One of the most enduring images of revolution, is that of the barricade. From early on, barricades became intrinsically linked to urban uprisings, everywhere they occurred. Demonstrators, or armed revolutionaries, would immediately erect these road blocks, to protect areas that they had manged to seize, or to control movement around towns and cities.
Dependent on location, or even country of origin, the materials used to construct these obstructions could differ widely. In rural communities, there might be straw bales, bags of grain, or piled logs. In cities, they might dig up large cobble stones, not only for use in the barricade, but also as improvised weapons. Nearby houses would be stripped of furniture, which was then piled high and deep, affording reasonable protection. If the locale had a nearby library, university, or well-stocked bookshop, you might see piles of books made into useful redoubts. This made good sense. Books are heavy, and often thick, so they can stop bullets, or at least reduce their effectiveness.
As time went on, more solid barricades appeared, made of barrels, wooden chests, and even building materials, like bricks, or paving slabs. With the arrival of motorised transport, the civilian militias soon adapted overturned cars, buses, and vans for their purposes. Even as recently as this year, we have seen rebel forces abroad using tyres, commandeered vehicles, and industrial machinery, all to barricade a street, or a particular area.
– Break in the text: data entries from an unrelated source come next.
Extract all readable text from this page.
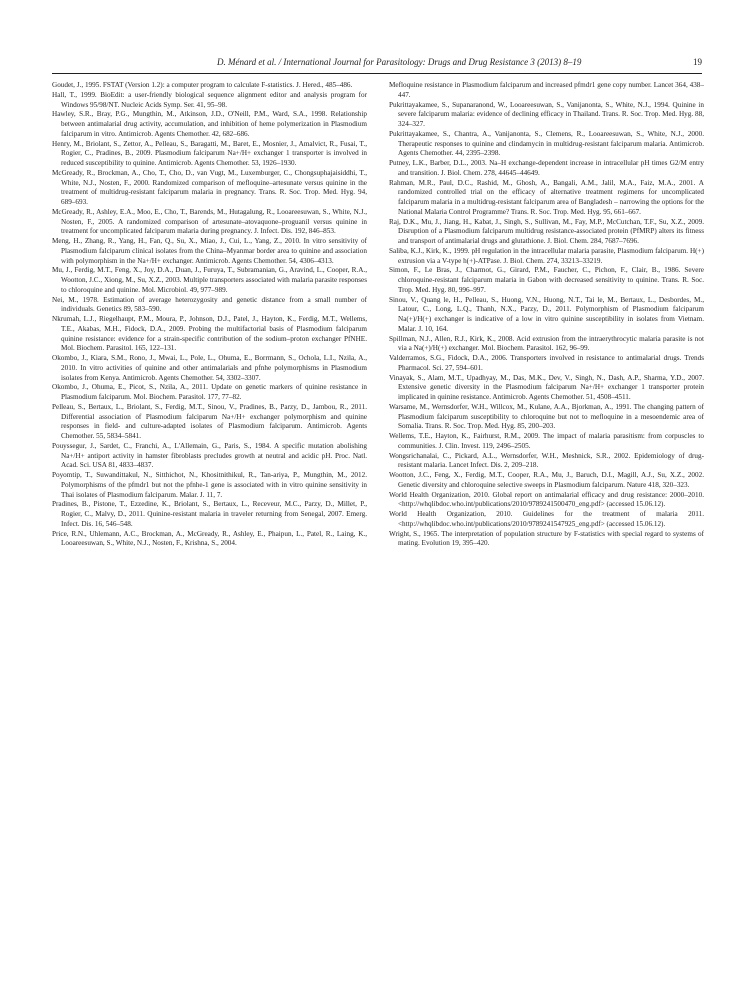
D. Ménard et al. / International Journal for Parasitology: Drugs and Drug Resistance 3 (2013) 8–19	19

Goudet, J., 1995. FSTAT (Version 1.2): a computer program to calculate F-statistics. J. Hered., 485–486.

Hall, T., 1999. BioEdit: a user-friendly biological sequence alignment editor and analysis program for Windows 95/98/NT. Nucleic Acids Symp. Ser. 41, 95–98.

Hawley, S.R., Bray, P.G., Mungthin, M., Atkinson, J.D., O'Neill, P.M., Ward, S.A., 1998. Relationship between antimalarial drug activity, accumulation, and inhibition of heme polymerization in Plasmodium falciparum in vitro. Antimicrob. Agents Chemother. 42, 682–686.

Henry, M., Briolant, S., Zettor, A., Pelleau, S., Baragatti, M., Baret, E., Mosnier, J., Amalvict, R., Fusai, T., Rogier, C., Pradines, B., 2009. Plasmodium falciparum Na+/H+ exchanger 1 transporter is involved in reduced susceptibility to quinine. Antimicrob. Agents Chemother. 53, 1926–1930.

McGready, R., Brockman, A., Cho, T., Cho, D., van Vugt, M., Luxemburger, C., Chongsuphajaisiddhi, T., White, N.J., Nosten, F., 2000. Randomized comparison of mefloquine–artesunate versus quinine in the treatment of multidrug-resistant falciparum malaria in pregnancy. Trans. R. Soc. Trop. Med. Hyg. 94, 689–693.

McGready, R., Ashley, E.A., Moo, E., Cho, T., Barends, M., Hutagalung, R., Looareesuwan, S., White, N.J., Nosten, F., 2005. A randomized comparison of artesunate–atovaquone–proguanil versus quinine in treatment for uncomplicated falciparum malaria during pregnancy. J. Infect. Dis. 192, 846–853.

Meng, H., Zhang, R., Yang, H., Fan, Q., Su, X., Miao, J., Cui, L., Yang, Z., 2010. In vitro sensitivity of Plasmodium falciparum clinical isolates from the China–Myanmar border area to quinine and association with polymorphism in the Na+/H+ exchanger. Antimicrob. Agents Chemother. 54, 4306–4313.

Mu, J., Ferdig, M.T., Feng, X., Joy, D.A., Duan, J., Furuya, T., Subramanian, G., Aravind, L., Cooper, R.A., Wootton, J.C., Xiong, M., Su, X.Z., 2003. Multiple transporters associated with malaria parasite responses to chloroquine and quinine. Mol. Microbiol. 49, 977–989.

Nei, M., 1978. Estimation of average heterozygosity and genetic distance from a small number of individuals. Genetics 89, 583–590.

Nkrumah, L.J., Riegelhaupt, P.M., Moura, P., Johnson, D.J., Patel, J., Hayton, K., Ferdig, M.T., Wellems, T.E., Akabas, M.H., Fidock, D.A., 2009. Probing the multifactorial basis of Plasmodium falciparum quinine resistance: evidence for a strain-specific contribution of the sodium–proton exchanger PfNHE. Mol. Biochem. Parasitol. 165, 122–131.

Okombo, J., Kiara, S.M., Rono, J., Mwai, L., Pole, L., Ohuma, E., Borrmann, S., Ochola, L.I., Nzila, A., 2010. In vitro activities of quinine and other antimalarials and pfnhe polymorphisms in Plasmodium isolates from Kenya. Antimicrob. Agents Chemother. 54, 3302–3307.

Okombo, J., Ohuma, E., Picot, S., Nzila, A., 2011. Update on genetic markers of quinine resistance in Plasmodium falciparum. Mol. Biochem. Parasitol. 177, 77–82.

Pelleau, S., Bertaux, L., Briolant, S., Ferdig, M.T., Sinou, V., Pradines, B., Parzy, D., Jambou, R., 2011. Differential association of Plasmodium falciparum Na+/H+ exchanger polymorphism and quinine responses in field- and culture-adapted isolates of Plasmodium falciparum. Antimicrob. Agents Chemother. 55, 5834–5841.

Pouyssegur, J., Sardet, C., Franchi, A., L'Allemain, G., Paris, S., 1984. A specific mutation abolishing Na+/H+ antiport activity in hamster fibroblasts precludes growth at neutral and acidic pH. Proc. Natl. Acad. Sci. USA 81, 4833–4837.

Poyomtip, T., Suwandittakul, N., Sitthichot, N., Khositnithikul, R., Tan-ariya, P., Mungthin, M., 2012. Polymorphisms of the pfmdr1 but not the pfnhe-1 gene is associated with in vitro quinine sensitivity in Thai isolates of Plasmodium falciparum. Malar. J. 11, 7.

Pradines, B., Pistone, T., Ezzedine, K., Briolant, S., Bertaux, L., Receveur, M.C., Parzy, D., Millet, P., Rogier, C., Malvy, D., 2011. Quinine-resistant malaria in traveler returning from Senegal, 2007. Emerg. Infect. Dis. 16, 546–548.

Price, R.N., Uhlemann, A.C., Brockman, A., McGready, R., Ashley, E., Phaipun, L., Patel, R., Laing, K., Looareesuwan, S., White, N.J., Nosten, F., Krishna, S., 2004.

Mefloquine resistance in Plasmodium falciparum and increased pfmdr1 gene copy number. Lancet 364, 438–447.

Pukrittayakamee, S., Supanaranond, W., Looareesuwan, S., Vanijanonta, S., White, N.J., 1994. Quinine in severe falciparum malaria: evidence of declining efficacy in Thailand. Trans. R. Soc. Trop. Med. Hyg. 88, 324–327.

Pukrittayakamee, S., Chantra, A., Vanijanonta, S., Clemens, R., Looareesuwan, S., White, N.J., 2000. Therapeutic responses to quinine and clindamycin in multidrug-resistant falciparum malaria. Antimicrob. Agents Chemother. 44, 2395–2398.

Putney, L.K., Barber, D.L., 2003. Na–H exchange-dependent increase in intracellular pH times G2/M entry and transition. J. Biol. Chem. 278, 44645–44649.

Rahman, M.R., Paul, D.C., Rashid, M., Ghosh, A., Bangali, A.M., Jalil, M.A., Faiz, M.A., 2001. A randomized controlled trial on the efficacy of alternative treatment regimens for uncomplicated falciparum malaria in a multidrug-resistant falciparum area of Bangladesh – narrowing the options for the National Malaria Control Programme? Trans. R. Soc. Trop. Med. Hyg. 95, 661–667.

Raj, D.K., Mu, J., Jiang, H., Kabat, J., Singh, S., Sullivan, M., Fay, M.P., McCutchan, T.F., Su, X.Z., 2009. Disruption of a Plasmodium falciparum multidrug resistance-associated protein (PfMRP) alters its fitness and transport of antimalarial drugs and glutathione. J. Biol. Chem. 284, 7687–7696.

Saliba, K.J., Kirk, K., 1999. pH regulation in the intracellular malaria parasite, Plasmodium falciparum. H(+) extrusion via a V-type h(+)-ATPase. J. Biol. Chem. 274, 33213–33219.

Simon, F., Le Bras, J., Charmot, G., Girard, P.M., Faucher, C., Pichon, F., Clair, B., 1986. Severe chloroquine-resistant falciparum malaria in Gabon with decreased sensitivity to quinine. Trans. R. Soc. Trop. Med. Hyg. 80, 996–997.

Sinou, V., Quang le, H., Pelleau, S., Huong, V.N., Huong, N.T., Tai le, M., Bertaux, L., Desbordes, M., Latour, C., Long, L.Q., Thanh, N.X., Parzy, D., 2011. Polymorphism of Plasmodium falciparum Na(+)/H(+) exchanger is indicative of a low in vitro quinine susceptibility in isolates from Vietnam. Malar. J. 10, 164.

Spillman, N.J., Allen, R.J., Kirk, K., 2008. Acid extrusion from the intraerythrocytic malaria parasite is not via a Na(+)/H(+) exchanger. Mol. Biochem. Parasitol. 162, 96–99.

Valderramos, S.G., Fidock, D.A., 2006. Transporters involved in resistance to antimalarial drugs. Trends Pharmacol. Sci. 27, 594–601.

Vinayak, S., Alam, M.T., Upadhyay, M., Das, M.K., Dev, V., Singh, N., Dash, A.P., Sharma, Y.D., 2007. Extensive genetic diversity in the Plasmodium falciparum Na+/H+ exchanger 1 transporter protein implicated in quinine resistance. Antimicrob. Agents Chemother. 51, 4508–4511.

Warsame, M., Wernsdorfer, W.H., Willcox, M., Kulane, A.A., Bjorkman, A., 1991. The changing pattern of Plasmodium falciparum susceptibility to chloroquine but not to mefloquine in a mesoendemic area of Somalia. Trans. R. Soc. Trop. Med. Hyg. 85, 200–203.

Wellems, T.E., Hayton, K., Fairhurst, R.M., 2009. The impact of malaria parasitism: from corpuscles to communities. J. Clin. Invest. 119, 2496–2505.

Wongsrichanalai, C., Pickard, A.L., Wernsdorfer, W.H., Meshnick, S.R., 2002. Epidemiology of drug-resistant malaria. Lancet Infect. Dis. 2, 209–218.

Wootton, J.C., Feng, X., Ferdig, M.T., Cooper, R.A., Mu, J., Baruch, D.I., Magill, A.J., Su, X.Z., 2002. Genetic diversity and chloroquine selective sweeps in Plasmodium falciparum. Nature 418, 320–323.

World Health Organization, 2010. Global report on antimalarial efficacy and drug resistance: 2000–2010. <http://whqlibdoc.who.int/publications/2010/9789241500470_eng.pdf> (accessed 15.06.12).

World Health Organization, 2010. Guidelines for the treatment of malaria 2011. <http://whqlibdoc.who.int/publications/2010/9789241547925_eng.pdf> (accessed 15.06.12).

Wright, S., 1965. The interpretation of population structure by F-statistics with special regard to systems of mating. Evolution 19, 395–420.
This made me think about the dilemma for the modern urban revolutionary though. Say this was to happen in a large British town, or city. What exactly would be to hand, and how much use would it be as a barricade? Vehicles are plentiful, that goes without saying. They are easily overturned, but do not make a good refuge from bullets, even less so from rocket grenades, and artillery shells. They also contain petrol tanks, so can be dangerous for the user, as well as affording only temporary cover. Better to use the trailers of articulated vehicles; there are lots around, and they don’t blow up easily. Also heavy plant, like bulldozers, diggers, and mobile cranes. They offer good obstructive qualities, and are easily moved into position. Pallets are also useful. There are piles of them everywhere, and they make a good platform. Not as part of the barricade, but as steps and perches to stand on, so you can see over the top.
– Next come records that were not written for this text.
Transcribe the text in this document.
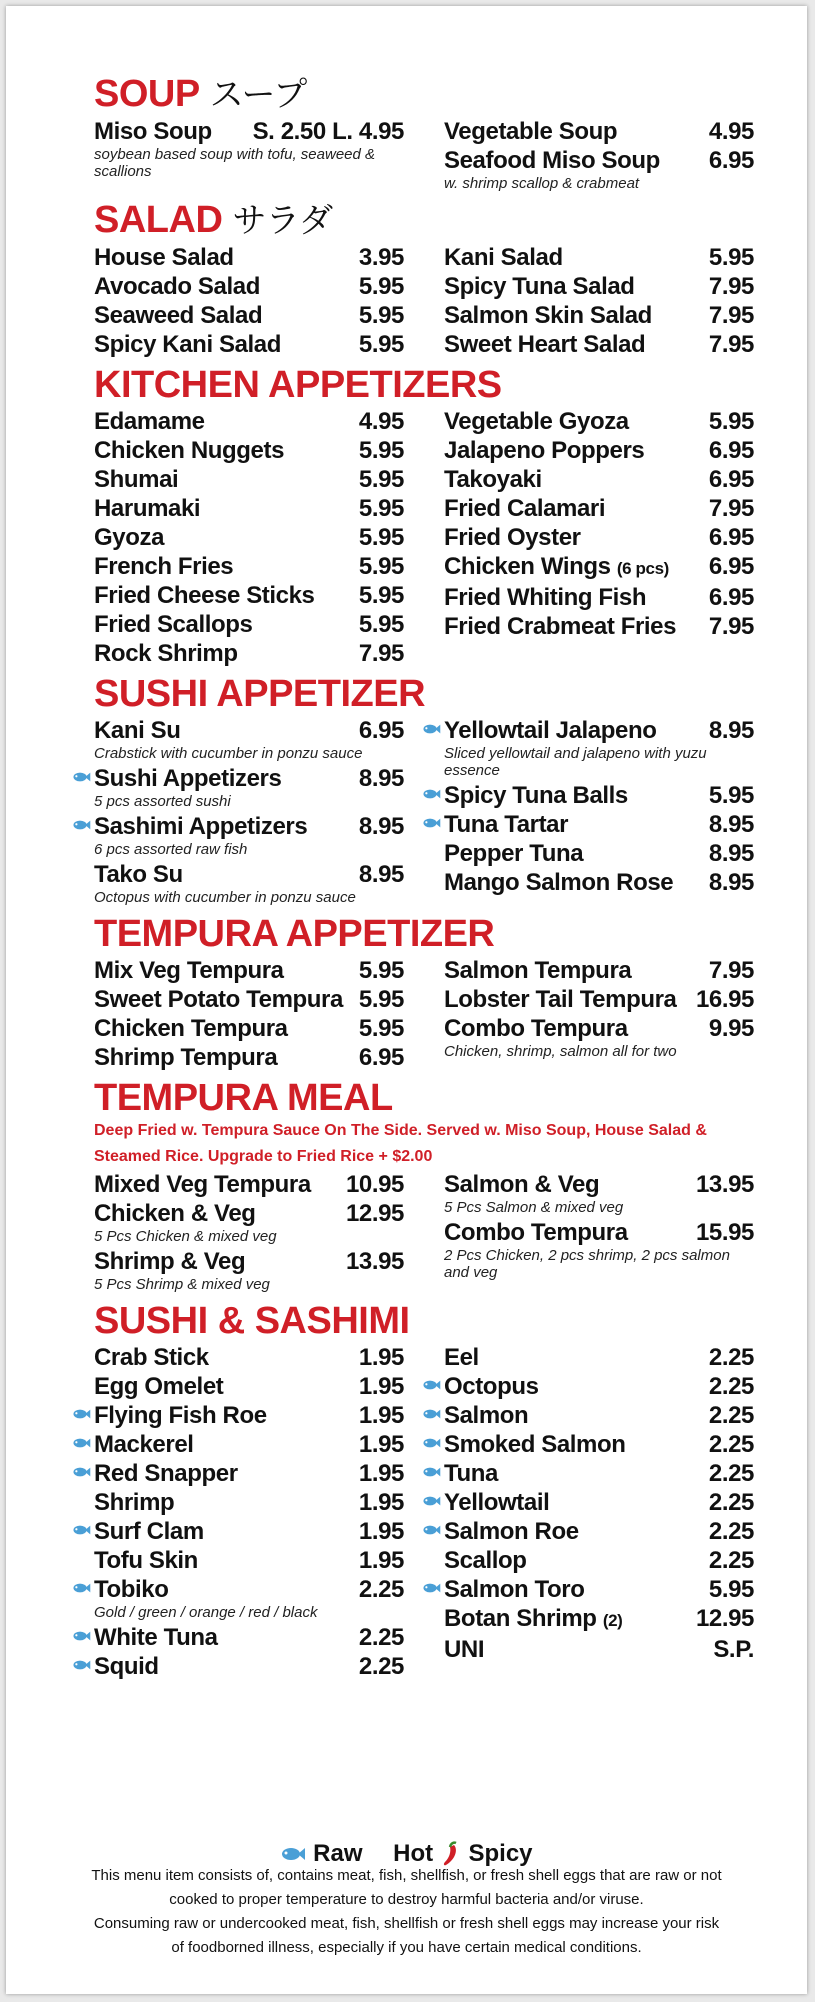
SOUP スープ
Miso Soup	S. 2.50 L. 4.95
soybean based soup with tofu, seaweed & scallions
Vegetable Soup	4.95
Seafood Miso Soup	6.95
w. shrimp scallop & crabmeat
SALAD サラダ
House Salad	3.95
Avocado Salad	5.95
Seaweed Salad	5.95
Spicy Kani Salad	5.95
Kani Salad	5.95
Spicy Tuna Salad	7.95
Salmon Skin Salad	7.95
Sweet Heart Salad	7.95
KITCHEN APPETIZERS
Edamame	4.95
Chicken Nuggets	5.95
Shumai	5.95
Harumaki	5.95
Gyoza	5.95
French Fries	5.95
Fried Cheese Sticks	5.95
Fried Scallops	5.95
Rock Shrimp	7.95
Vegetable Gyoza	5.95
Jalapeno Poppers	6.95
Takoyaki	6.95
Fried Calamari	7.95
Fried Oyster	6.95
Chicken Wings (6 pcs)	6.95
Fried Whiting Fish	6.95
Fried Crabmeat Fries	7.95
SUSHI APPETIZER
Kani Su	6.95
Crabstick with cucumber in ponzu sauce
Sushi Appetizers	8.95
5 pcs assorted sushi
Sashimi Appetizers	8.95
6 pcs assorted raw fish
Tako Su	8.95
Octopus with cucumber in ponzu sauce
Yellowtail Jalapeno	8.95
Sliced yellowtail and jalapeno with yuzu essence
Spicy Tuna Balls	5.95
Tuna Tartar	8.95
Pepper Tuna	8.95
Mango Salmon Rose	8.95
TEMPURA APPETIZER
Mix Veg Tempura	5.95
Sweet Potato Tempura 5.95
Chicken Tempura	5.95
Shrimp Tempura	6.95
Salmon Tempura	7.95
Lobster Tail Tempura 16.95
Combo Tempura	9.95
Chicken, shrimp, salmon all for two
TEMPURA MEAL
Deep Fried w. Tempura Sauce On The Side. Served w. Miso Soup, House Salad & Steamed Rice. Upgrade to Fried Rice + $2.00
Mixed Veg Tempura	10.95
Chicken & Veg	12.95
5 Pcs Chicken & mixed veg
Shrimp & Veg	13.95
5 Pcs Shrimp & mixed veg
Salmon & Veg	13.95
5 Pcs Salmon & mixed veg
Combo Tempura	15.95
2 Pcs Chicken, 2 pcs shrimp, 2 pcs salmon and veg
SUSHI & SASHIMI
Crab Stick	1.95
Egg Omelet	1.95
Flying Fish Roe	1.95
Mackerel	1.95
Red Snapper	1.95
Shrimp	1.95
Surf Clam	1.95
Tofu Skin	1.95
Tobiko	2.25
Gold / green / orange / red / black
White Tuna	2.25
Squid	2.25
Eel	2.25
Octopus	2.25
Salmon	2.25
Smoked Salmon	2.25
Tuna	2.25
Yellowtail	2.25
Salmon Roe	2.25
Scallop	2.25
Salmon Toro	5.95
Botan Shrimp (2)	12.95
UNI	S.P.
Raw Hot Spicy
This menu item consists of, contains meat, fish, shellfish, or fresh shell eggs that are raw or not
cooked to proper temperature to destroy harmful bacteria and/or viruse.
Consuming raw or undercooked meat, fish, shellfish or fresh shell eggs may increase your risk
of foodborned illness, especially if you have certain medical conditions.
The authorities tend to use the ubiquitous alloy barriers for their part. These should be avoided. They are too easily overturned, and can quickly be grabbed by your opponent, and used as weapons in return. They are additionally fundamentally flawed, as their effect is mainly psychological, and they have gaps that allow fluids and thrown missiles to pass through. Come to think of it, who could ever have thought that they would be of any use? They also still favour use of the manned ‘shield wall’ as well, and riot police are frequently seen seeking cover behind one. Popular since Greek and Roman times, this is easily climbed over, and equally easy to break down. No, it has to be a barricade, but it must be a good one.
There are not so many books around these days. the demise of the High Street, and countless closures of Libraries, as well as the departure of most branches of W.H. Smith, and Waterstones, has removed the option to deploy books in bulk. It is hardly practical, or indeed logical, to erect a stack of Kindle readers, and expect them to provide adequate cover. Charity shops, and Pound shops, which have generally taken the place of all other shops, usually have little to offer by way of bulky items suitable for barricade construction of any durability. There are so many pubs closing, that beer crates are no longer available, and widespread use of tarmac on pavements, as well as roads, has taken away the chance of digging up cobbles or slabs. The combination of progress, and a depressed economy, is conspiring against the barricade builders. So what to use?
Then it dawned on me. Most areas boast a branch of Argos, and many have a decent sized Tesco supermarket too. Both shops are well-known for producing massive amounts of catalogues, usually stacked outside the shops in huge containers, to make it easy for customers to collect them on the way in or out. These can become the new building blocks of today’s barricades. Widely available, already stacked, and apparently limitless in number. The modern revolutionary has been handed his solution by the retail giants.
All we have to do now, is to ensure that the next revolt coincides with the release of the new Argos Spring and Summer catalogue.